Paul Roman, the city’s director of public service, said council approved the sidewalks last August. Property owners have been notified and the project should be bid in the next few weeks. The project will allow the disabled to access such businesses as Walmart, and Aldi’s as well as Pearson Metropark.
The wheels of government move slowly some times. In August, 2011, a group of disabled residents demonstrated on Navarre and later appeared before a council committee to express concerns they had about having to ride in the streets to access much of the city’s central business district. Petitions were then circulated among the property owners, but not enough signatures were obtained in support of the sidewalks. In August, 2012, however, council ordered the sidewalks in the interest of public safety. Estimated cost: $124,000.
At the time, Councilman Dennis Walendzak who pushed for the sidewalks, said he feared it was only a matter of time before a motorist driving down Navarre struck someone in the road. Now, in August, 2013, those fears have been realized.

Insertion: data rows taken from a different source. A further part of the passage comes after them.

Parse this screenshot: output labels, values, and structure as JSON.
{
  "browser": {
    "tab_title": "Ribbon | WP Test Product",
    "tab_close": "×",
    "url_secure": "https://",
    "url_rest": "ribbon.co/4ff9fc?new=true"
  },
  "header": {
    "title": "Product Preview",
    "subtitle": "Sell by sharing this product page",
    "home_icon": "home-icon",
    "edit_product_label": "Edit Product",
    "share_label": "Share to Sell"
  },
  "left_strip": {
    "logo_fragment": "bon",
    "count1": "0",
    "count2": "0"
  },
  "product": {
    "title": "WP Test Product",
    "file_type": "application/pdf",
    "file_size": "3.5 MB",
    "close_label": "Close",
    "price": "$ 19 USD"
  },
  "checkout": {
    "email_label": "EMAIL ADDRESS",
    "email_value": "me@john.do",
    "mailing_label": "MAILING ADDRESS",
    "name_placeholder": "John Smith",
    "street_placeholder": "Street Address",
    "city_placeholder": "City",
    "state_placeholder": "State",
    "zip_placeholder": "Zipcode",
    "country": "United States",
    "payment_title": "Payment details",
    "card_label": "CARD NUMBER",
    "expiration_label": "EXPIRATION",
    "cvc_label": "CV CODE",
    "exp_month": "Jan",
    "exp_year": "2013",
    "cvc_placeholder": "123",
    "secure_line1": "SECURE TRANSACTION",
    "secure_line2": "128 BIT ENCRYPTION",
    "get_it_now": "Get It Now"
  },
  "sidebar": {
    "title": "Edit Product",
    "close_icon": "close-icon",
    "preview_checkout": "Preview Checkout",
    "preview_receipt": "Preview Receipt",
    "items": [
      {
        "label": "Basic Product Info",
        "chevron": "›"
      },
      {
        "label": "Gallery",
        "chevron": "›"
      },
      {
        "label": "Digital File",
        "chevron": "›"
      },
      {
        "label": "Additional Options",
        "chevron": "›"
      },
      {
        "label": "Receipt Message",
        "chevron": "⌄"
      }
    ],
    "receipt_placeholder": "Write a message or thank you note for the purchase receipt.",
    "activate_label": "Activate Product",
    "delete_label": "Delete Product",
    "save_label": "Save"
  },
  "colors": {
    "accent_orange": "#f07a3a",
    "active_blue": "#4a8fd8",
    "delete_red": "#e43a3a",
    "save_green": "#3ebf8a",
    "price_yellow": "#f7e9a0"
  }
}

Had sidewalks been in place, Dorring could have safely traveled from the Amberwood Apartments west 400 yards to 3rd Base or east to Walmart. On the other hand, Dorring could have made better choices. He could have worn reflective clothing or taken steps to make his wheelchair more visible. Or, he could have travelled during daylight.
The sight of a motorized wheelchair is not unusual along the Navarre corridor, said Det. Spangler. He patrolled the area before being promoted to Detective. On any given day, during rush hour traffic, it would not be unusual to see four or five riders. He says the area is attractive to the disabled because of the apartment complexes located there and the access to shopping.
"The majority will ride eastbound Navarre in the westbound lane of travel. They will hug the curb on the roadway. The amount of traffic at rush hour is unbelievable and you get these people riding on the street against traffic. There's no where else to go."
Dan Wilkins, public relations director for the Ability Center, said the issue of providing access to community assets such as parks and shopping will become more prevalent in the next few years as the Baby Boomers age. He said one in 10 Americans has a disability and one in a hundred use a wheelchair.
Wilkins said, "If you’re going to create welcoming communities for everyone, you’re going to have to think about all these numbers that are going to drop on us. We see disability as a natural part of the life process.”
While Dorring's death was tragic, so too is the aftermath the teen and his family are experiencing. The teen had just passed his driver’s test five weeks before the accident. His mother said, “We've talked to several counselors to get him someone to talk to because I don't want a relapse even though he is doing okay with it right now, although it has been traumatizing.
"It's unfortunate. It's just a sad situation for everyone involved, especially for the gentleman and his family."